Summercourt () is a village in mid Cornwall, England, United Kingdom. It is in the civil parish of St Enoder five miles (8 km) southeast of Newquay. The village is centred on the crossroads at  of the  old course of the A30 road (now re-routed north of the village as a dual carriageway bypass) and the A3058 Newquay to St Austell road.

Education

There is a village school, Summercourt Community Primary School, which is a combined primary and junior school. It has a capacity of just over 100 pupils.
The school started its life as the National School, Summercourt, in 1828 and was the first school in the area - taking children from Summercourt, Fraddon, Mitchell and even Indian Queens.
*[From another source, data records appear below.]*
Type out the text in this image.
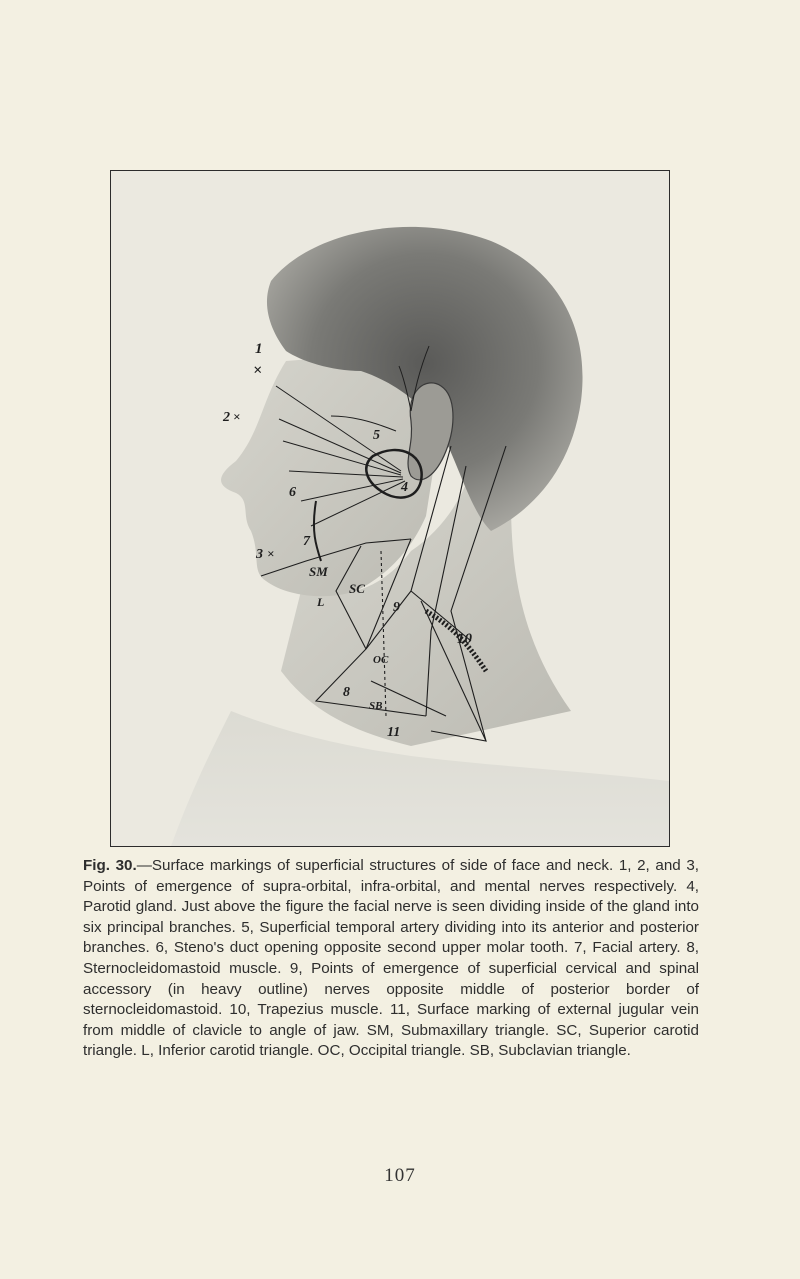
1
×
2 ×
3 ×
5
4
6
7
SM
SC
L	9
10
OC
8
SB
11
Fig. 30.—Surface markings of superficial structures of side of face and neck. 1, 2, and 3, Points of emergence of supra-orbital, infra-orbital, and mental nerves respectively. 4, Parotid gland. Just above the figure the facial nerve is seen dividing inside of the gland into six principal branches. 5, Superficial temporal artery dividing into its anterior and posterior branches. 6, Steno's duct opening opposite second upper molar tooth. 7, Facial artery. 8, Sternocleidomastoid muscle. 9, Points of emergence of superficial cervical and spinal accessory (in heavy outline) nerves opposite middle of posterior border of sternocleidomastoid. 10, Trapezius muscle. 11, Surface marking of external jugular vein from middle of clavicle to angle of jaw. SM, Submaxillary triangle. SC, Superior carotid triangle. L, Inferior carotid triangle. OC, Occipital triangle. SB, Subclavian triangle.
107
At first it was only for boys - and consisted of one small room. A year later, girls were also permitted to attend.
Since that time, the school has increased in size considerably.

The village today
The village has a pub (the London Inn on School Road), a restaurant and pub (The Fox's Revenge at nearby Carvynick) and there is a convenience store ("Summercourt Village Store" on Beacon Road) which incorporates a post office. The bus company Kernow (formerly First Kernow) has a depot in village which it inherited from the failed Western Greyhound bus company.

Summercourt fair 

Summercourt fair is a Charter fair held in Summercourt in the last week of September each year; at over 800 years old, it is the longest-established fair in Cornwall.